Born 1956 in Saitama Pref. Senior member of the Japanese Association for Conservation of Architectural Monuments (JACAM), architect 1st class. Currently director of the Architectural Management Office of Shoukouji, an Important Cultural Asset in Takaoka, Toyama Prefecture.
The public-service organization, Japanese Association for Conservation of Architectural MonumentsFounded in 1971. In 1976 it was designated as a select organization for the preservation of technology for “Building Restoration” and “Building Carpentry.” In addition to conducting restoration of buildings of National treasure and Important Cultural Asset status, the Association engages in surveys of historically important buildings, assessments of earthquake resistance of structures of cultural asset status, formulating plans for the preservation and use of such buildings and training of technicians to work in this field. The Association has also engaged in international cooperation projects such as planning the restoration of the World Heritage site Candi Prambanan (Prambanan Temple Compounds) in Indonesia following the Central Java Earthquake. As of April 2010 that Association has a staff of 97 people. Through restoration work, the Association transfers restoration technology for cultural assets to local construction companies and contractors.
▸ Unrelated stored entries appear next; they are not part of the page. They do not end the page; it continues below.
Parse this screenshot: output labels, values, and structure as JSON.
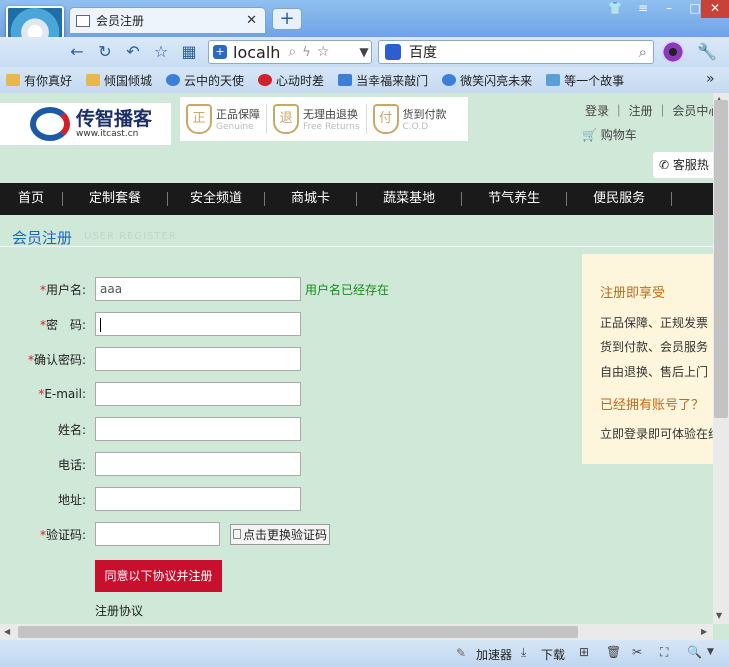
{
  "browser": {
    "tab_title": "会员注册",
    "new_tab": "+",
    "url": "localh",
    "search_engine": "百度"
  },
  "bookmarks": [
    "有你真好",
    "倾国倾城",
    "云中的天使",
    "心动时差",
    "当幸福来敲门",
    "微笑闪亮未来",
    "等一个故事"
  ],
  "bookmarks_more": "»",
  "header": {
    "logo_name": "传智播客",
    "logo_url": "www.itcast.cn",
    "badges": [
      {
        "title": "正品保障",
        "sub": "Genuine",
        "glyph": "正"
      },
      {
        "title": "无理由退换",
        "sub": "Free Returns",
        "glyph": "退"
      },
      {
        "title": "货到付款",
        "sub": "C.O.D",
        "glyph": "付"
      }
    ],
    "links": [
      "登录",
      "注册",
      "会员中心"
    ],
    "cart": "购物车",
    "service": "客服热"
  },
  "nav": [
    "首页",
    "定制套餐",
    "安全频道",
    "商城卡",
    "蔬菜基地",
    "节气养生",
    "便民服务"
  ],
  "register": {
    "title": "会员注册",
    "subtitle": "USER REGISTER",
    "fields": [
      {
        "label": "用户名:",
        "required": true,
        "value": "aaa"
      },
      {
        "label": "密　码:",
        "required": true,
        "value": ""
      },
      {
        "label": "确认密码:",
        "required": true,
        "value": ""
      },
      {
        "label": "E-mail:",
        "required": true,
        "value": ""
      },
      {
        "label": "姓名:",
        "required": false,
        "value": ""
      },
      {
        "label": "电话:",
        "required": false,
        "value": ""
      },
      {
        "label": "地址:",
        "required": false,
        "value": ""
      }
    ],
    "username_msg": "用户名已经存在",
    "captcha_label": "验证码:",
    "captcha_img": "点击更换验证码",
    "submit": "同意以下协议并注册",
    "agreement": "注册协议",
    "required_mark": "*"
  },
  "benefits": {
    "heading": "注册即享受",
    "items": [
      "正品保障、正规发票",
      "货到付款、会员服务",
      "自由退换、售后上门"
    ],
    "heading2": "已经拥有账号了？",
    "login_tip": "立即登录即可体验在线"
  },
  "status": {
    "accelerator": "加速器",
    "download": "下载"
  }
}
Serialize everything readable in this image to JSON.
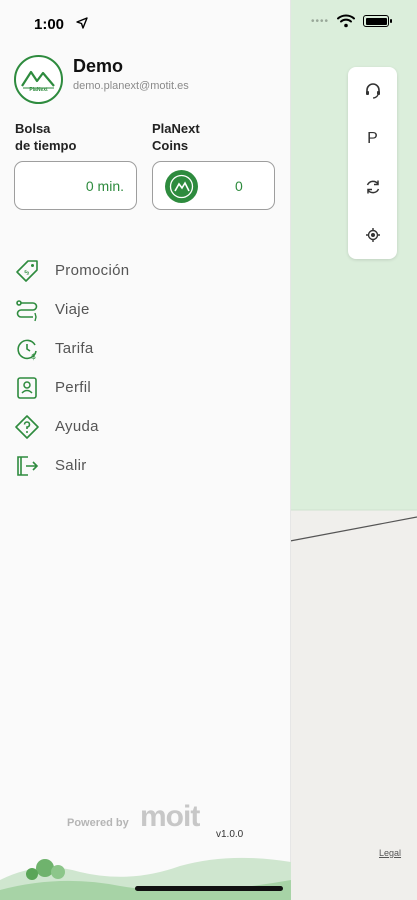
{
  "status": {
    "time": "1:00"
  },
  "user": {
    "name": "Demo",
    "email": "demo.planext@motit.es",
    "avatar_text": "PlaNext"
  },
  "wallet": {
    "time_label": "Bolsa\nde tiempo",
    "time_value": "0 min.",
    "coins_label": "PlaNext\nCoins",
    "coins_value": "0"
  },
  "menu": {
    "items": [
      {
        "label": "Promoción",
        "icon": "tag-icon"
      },
      {
        "label": "Viaje",
        "icon": "route-icon"
      },
      {
        "label": "Tarifa",
        "icon": "clock-icon"
      },
      {
        "label": "Perfil",
        "icon": "profile-icon"
      },
      {
        "label": "Ayuda",
        "icon": "help-icon"
      },
      {
        "label": "Salir",
        "icon": "logout-icon"
      }
    ]
  },
  "footer": {
    "powered_by": "Powered by",
    "logo": "moit",
    "version": "v1.0.0"
  },
  "map": {
    "controls": [
      "support-icon",
      "P",
      "refresh-icon",
      "location-icon"
    ],
    "legal": "Legal"
  },
  "colors": {
    "brand_green": "#2e8b3e",
    "map_green": "#dbeedb"
  }
}
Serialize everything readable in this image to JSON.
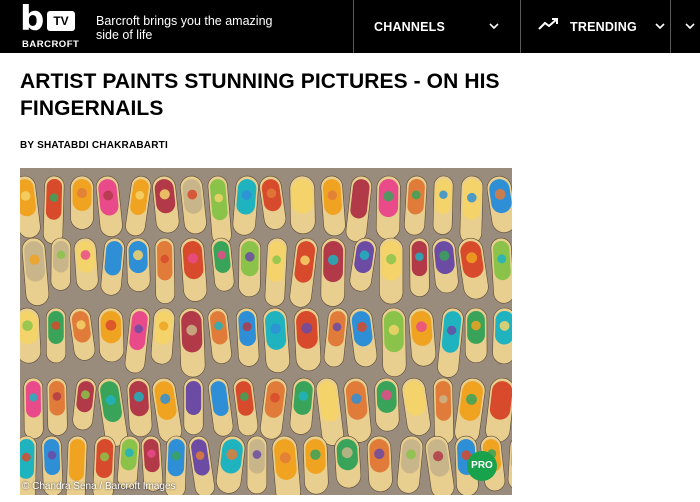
{
  "header": {
    "logo_letter": "b",
    "logo_badge": "TV",
    "logo_brand": "BARCROFT",
    "tagline": "Barcroft brings you the amazing side of life",
    "channels_label": "CHANNELS",
    "trending_label": "TRENDING",
    "icons": [
      "chevron-down-icon",
      "trending-up-icon",
      "chevron-down-icon",
      "chevron-down-icon"
    ]
  },
  "article": {
    "headline": "ARTIST PAINTS STUNNING PICTURES - ON HIS FINGERNAILS",
    "byline": "BY SHATABDI CHAKRABARTI",
    "image": {
      "description_icon": "painted-fingernails-photo",
      "credit": "© Chandra Sena / Barcroft Images",
      "badge": "PRO"
    }
  },
  "colors": {
    "header_bg": "#000000",
    "text": "#000000",
    "badge_green": "#19a24c"
  }
}
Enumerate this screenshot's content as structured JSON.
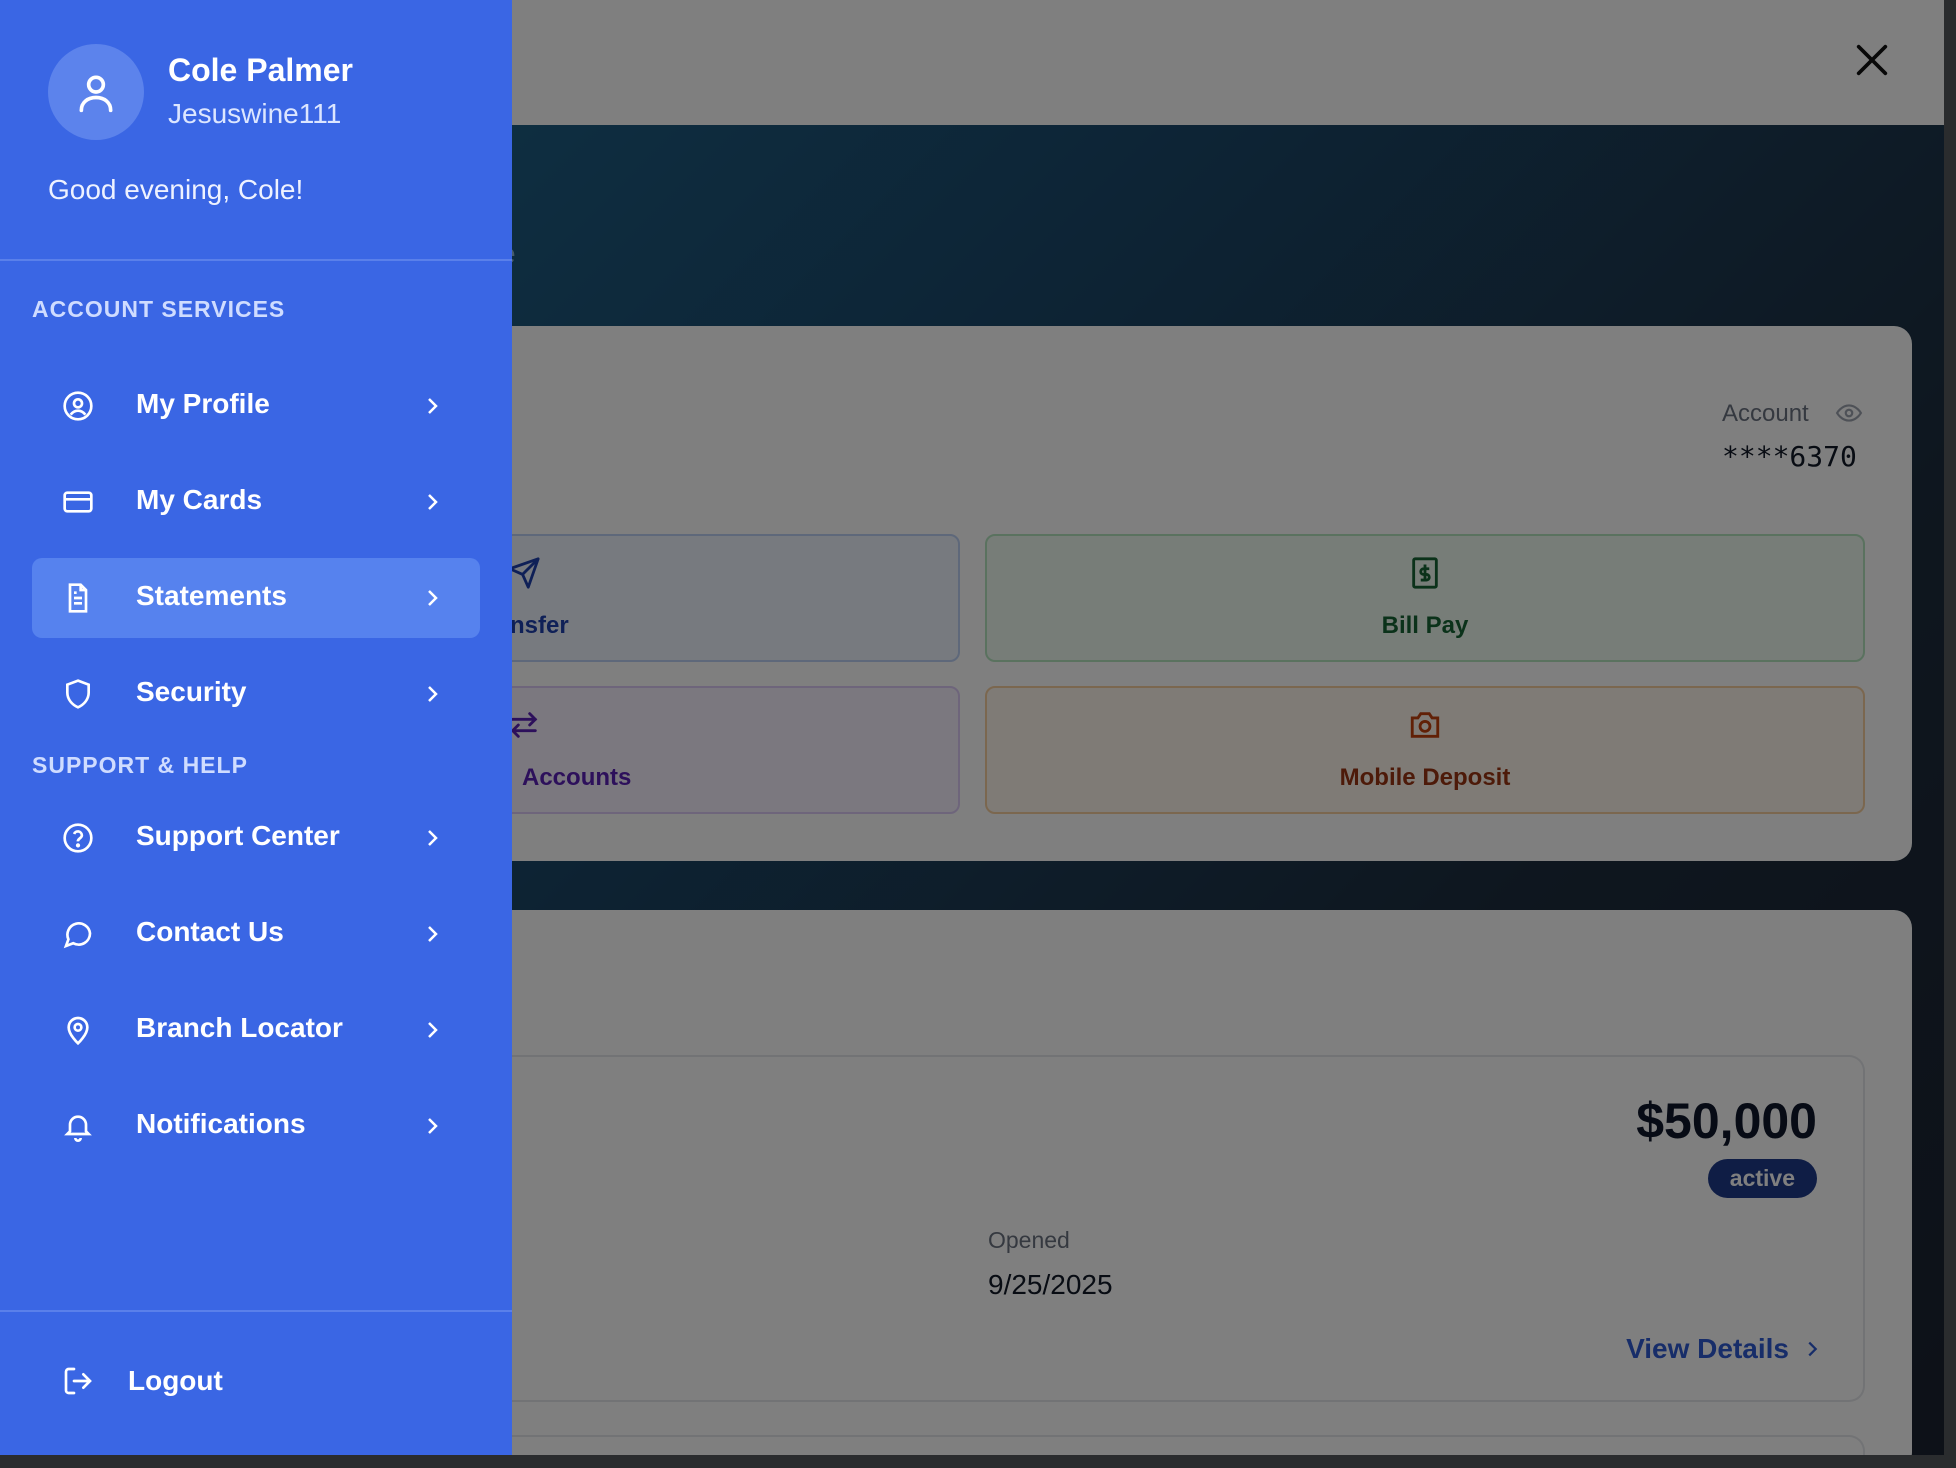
{
  "drawer": {
    "user": {
      "name": "Cole Palmer",
      "handle": "Jesuswine111"
    },
    "greeting": "Good evening, Cole!",
    "sections": [
      {
        "title": "ACCOUNT SERVICES"
      },
      {
        "title": "SUPPORT & HELP"
      }
    ],
    "items": [
      {
        "label": "My Profile",
        "icon": "user-circle-icon",
        "active": false
      },
      {
        "label": "My Cards",
        "icon": "credit-card-icon",
        "active": false
      },
      {
        "label": "Statements",
        "icon": "document-icon",
        "active": true
      },
      {
        "label": "Security",
        "icon": "shield-icon",
        "active": false
      },
      {
        "label": "Support Center",
        "icon": "help-circle-icon",
        "active": false
      },
      {
        "label": "Contact Us",
        "icon": "chat-bubble-icon",
        "active": false
      },
      {
        "label": "Branch Locator",
        "icon": "map-pin-icon",
        "active": false
      },
      {
        "label": "Notifications",
        "icon": "bell-icon",
        "active": false
      }
    ],
    "logout": {
      "label": "Logout",
      "icon": "logout-icon"
    }
  },
  "background": {
    "hero_subtitle_fragment": "e",
    "account": {
      "label": "Account",
      "number": "****6370"
    },
    "quick_actions": [
      {
        "label": "nsfer",
        "color": "#1e40af"
      },
      {
        "label": "Bill Pay",
        "color": "#166534"
      },
      {
        "label": "Accounts",
        "color": "#5b21b6"
      },
      {
        "label": "Mobile Deposit",
        "color": "#9a3412"
      }
    ],
    "account_card": {
      "balance": "$50,000",
      "status": "active",
      "opened_label": "Opened",
      "opened_date": "9/25/2025",
      "view_details": "View Details"
    }
  },
  "colors": {
    "drawer": "#3a66e4",
    "drawer_active_item": "#5682ee",
    "overlay": "rgba(0,0,0,0.5)"
  }
}
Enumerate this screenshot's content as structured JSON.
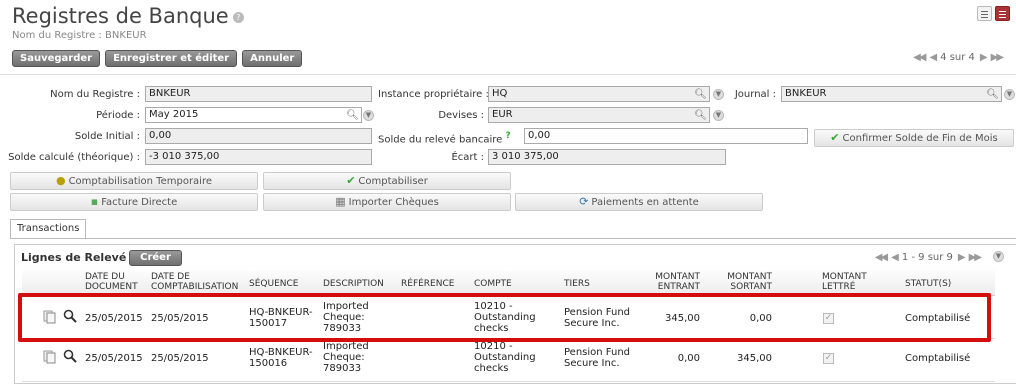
{
  "header": {
    "title": "Registres de Banque",
    "help": "?",
    "breadcrumb": "Nom du Registre : BNKEUR"
  },
  "toolbar": {
    "save_label": "Sauvegarder",
    "save_edit_label": "Enregistrer et éditer",
    "cancel_label": "Annuler",
    "pager": "4 sur 4"
  },
  "form": {
    "nom_registre_label": "Nom du Registre :",
    "nom_registre_value": "BNKEUR",
    "periode_label": "Période :",
    "periode_value": "May 2015",
    "solde_initial_label": "Solde Initial :",
    "solde_initial_value": "0,00",
    "solde_calcule_label": "Solde calculé (théorique) :",
    "solde_calcule_value": "-3 010 375,00",
    "instance_label": "Instance propriétaire :",
    "instance_value": "HQ",
    "devises_label": "Devises :",
    "devises_value": "EUR",
    "solde_releve_label": "Solde du relevé bancaire",
    "solde_releve_help": "?",
    "solde_releve_value": "0,00",
    "ecart_label": "Écart :",
    "ecart_value": "3 010 375,00",
    "journal_label": "Journal :",
    "journal_value": "BNKEUR",
    "confirm_label": "Confirmer Solde de Fin de Mois"
  },
  "actions": {
    "comptab_temp": "Comptabilisation Temporaire",
    "comptabiliser": "Comptabiliser",
    "facture_directe": "Facture Directe",
    "importer_cheques": "Importer Chèques",
    "paiements_attente": "Paiements en attente"
  },
  "tabs": {
    "transactions": "Transactions"
  },
  "lines": {
    "title": "Lignes de Relevé",
    "create_label": "Créer",
    "pager": "1 - 9 sur 9",
    "columns": {
      "date_doc": [
        "DATE DU",
        "DOCUMENT"
      ],
      "date_compta": [
        "DATE DE",
        "COMPTABILISATION"
      ],
      "sequence": "SÉQUENCE",
      "description": "DESCRIPTION",
      "reference": "RÉFÉRENCE",
      "compte": "COMPTE",
      "tiers": "TIERS",
      "montant_entrant": [
        "MONTANT",
        "ENTRANT"
      ],
      "montant_sortant": [
        "MONTANT",
        "SORTANT"
      ],
      "montant_lettre": [
        "MONTANT",
        "LETTRÉ"
      ],
      "statut": "STATUT(S)"
    },
    "rows": [
      {
        "date_doc": "25/05/2015",
        "date_compta": "25/05/2015",
        "sequence": [
          "HQ-BNKEUR-",
          "150017"
        ],
        "description": [
          "Imported",
          "Cheque:",
          "789033"
        ],
        "reference": "",
        "compte": [
          "10210 -",
          "Outstanding",
          "checks"
        ],
        "tiers": [
          "Pension Fund",
          "Secure Inc."
        ],
        "montant_entrant": "345,00",
        "montant_sortant": "0,00",
        "statut": "Comptabilisé"
      },
      {
        "date_doc": "25/05/2015",
        "date_compta": "25/05/2015",
        "sequence": [
          "HQ-BNKEUR-",
          "150016"
        ],
        "description": [
          "Imported",
          "Cheque:",
          "789033"
        ],
        "reference": "",
        "compte": [
          "10210 -",
          "Outstanding",
          "checks"
        ],
        "tiers": [
          "Pension Fund",
          "Secure Inc."
        ],
        "montant_entrant": "0,00",
        "montant_sortant": "345,00",
        "statut": "Comptabilisé"
      }
    ]
  },
  "colors": {
    "highlight": "#d40d0d",
    "button_dark": "#6f6f6f"
  }
}
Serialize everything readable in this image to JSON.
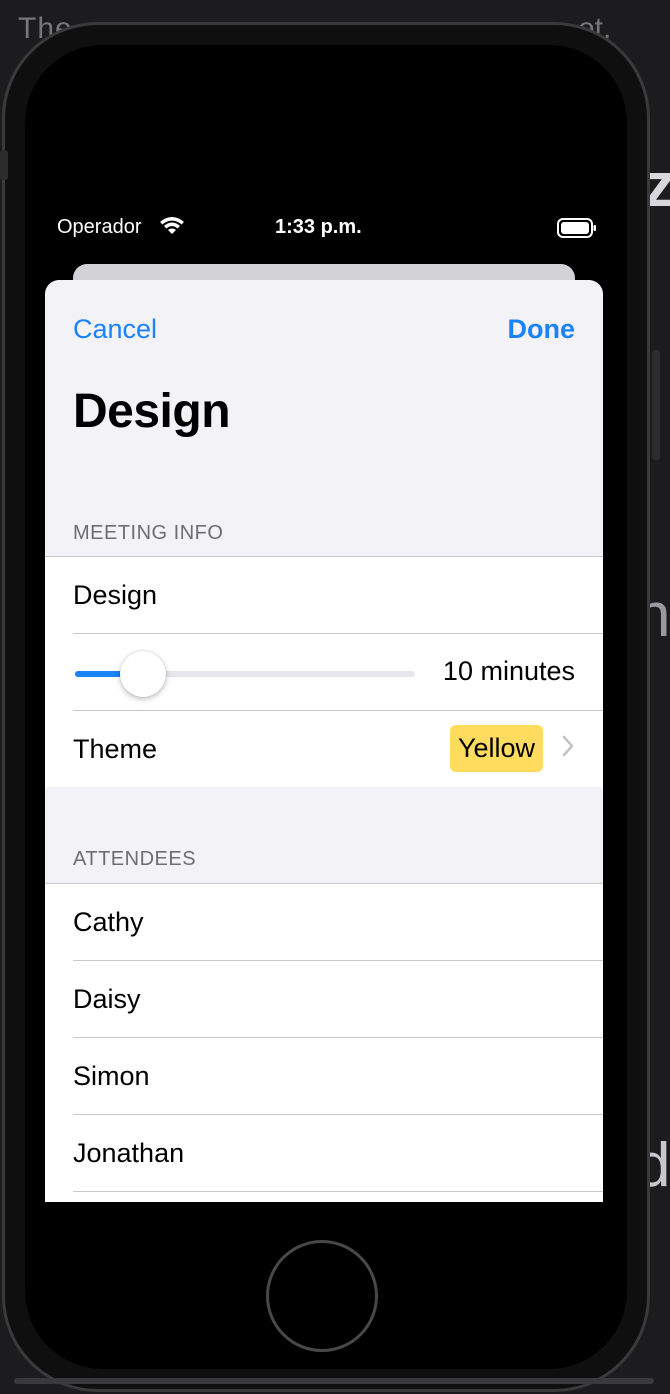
{
  "background": {
    "top_text": "The",
    "top_text_right": "et.",
    "side_letter_z": "z",
    "side_letter_n": "n",
    "side_letter_d": "d"
  },
  "statusbar": {
    "carrier": "Operador",
    "time": "1:33 p.m.",
    "wifi_icon": "wifi-icon",
    "battery_icon": "battery-icon"
  },
  "nav": {
    "cancel_label": "Cancel",
    "done_label": "Done"
  },
  "title": "Design",
  "meeting_info": {
    "header": "MEETING INFO",
    "title_value": "Design",
    "length": {
      "value_fraction": 0.2,
      "label": "10 minutes"
    },
    "theme": {
      "label": "Theme",
      "value": "Yellow",
      "color": "#ffdc5e"
    }
  },
  "attendees": {
    "header": "ATTENDEES",
    "items": [
      "Cathy",
      "Daisy",
      "Simon",
      "Jonathan"
    ]
  },
  "colors": {
    "accent": "#1a82fb",
    "sheet_background": "#f2f2f7"
  }
}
Shibaigoya are playhouses for the performance of play that are built in the traditional Japanese style. Designated as Important Cultural Asset, the Old Konpira Kabuki Theater (common name: Kanamaruza) built in 1835 Kotohira-cho, Kagawa Prefecture is said to be the oldest extant playhouse built in the Edo-period style with the stage equipment of the period. Playhouses of this type have audience seating consisting of masu-seki (a flat central ground-floor area of chessboard-like square seating areas with grass “ goza ” matting on wooden flooring), takadoma (an area of seating surrounding the masu-seki area at a slightly higher level) and the more expensive 2nd-floor sajiki-seki . There are also stage devices including a hanamichi runway extending from the back of the audience area to the stage for actor entrances, an overhead scaffolding called a budodana (a gridiron made of bamboo) above the stage and extending out over the audience seating area which stagehands can climb out on to drop showers of paper “cherry blossom petals,” and a circular revolving stage. Construction of this type of Edo-period playhouse continued throughout the country into the Meiji Period.
These playhouses were not intended only as theaters for Kabuki performances but served as comprehensive culture centers for events such as music concerts and town meetings by political figures. However, the big changes in lifestyles and tastes in entertainment among the Japanese after World War II, brought a decline in business for traditional playhouses. As traditional storytelling, music and theater lost popularity, many playhouses converted their seating areas into rows of benches and were operated as movie theaters. But the period of commercial revival brought by movies soon ended with the emergence of television and many playhouses were closed down and eventually demolished or turned into warehouses.
Today, only about 30 playhouses remain. With the success of the “Konpira Kabuki” performances by popular Kabuki actors in 1985 at the Old Konpira Kabuki Theater, citizen movements to restore old playhouses and make them usable again as theaters for performances have begun around the country. Since then, the Yachiyoza built in Yamaga city, Kumamoto Prefecture in 1910 financed by a stock issuing by local merchants and the Korakukan built in the same year as an entertainment center for the mine workers of the town of Kosaka in Akita Prefecture have been designated as Important Cultural Assets. Other playhouses still in use today are the Uchikoza built in Uchiko-cho, Ehime Prefecture in 1916 by local leaders and the Kaho-gekijo restored in the Showa Period in the city of Izuka in Fukuoka Prefecture. These and other cities with old playhouses have joined to form the National Shibaigoya Conference ( Zenkoku Shibaigoya Kaigi ) to promote preservation and use of these buildings.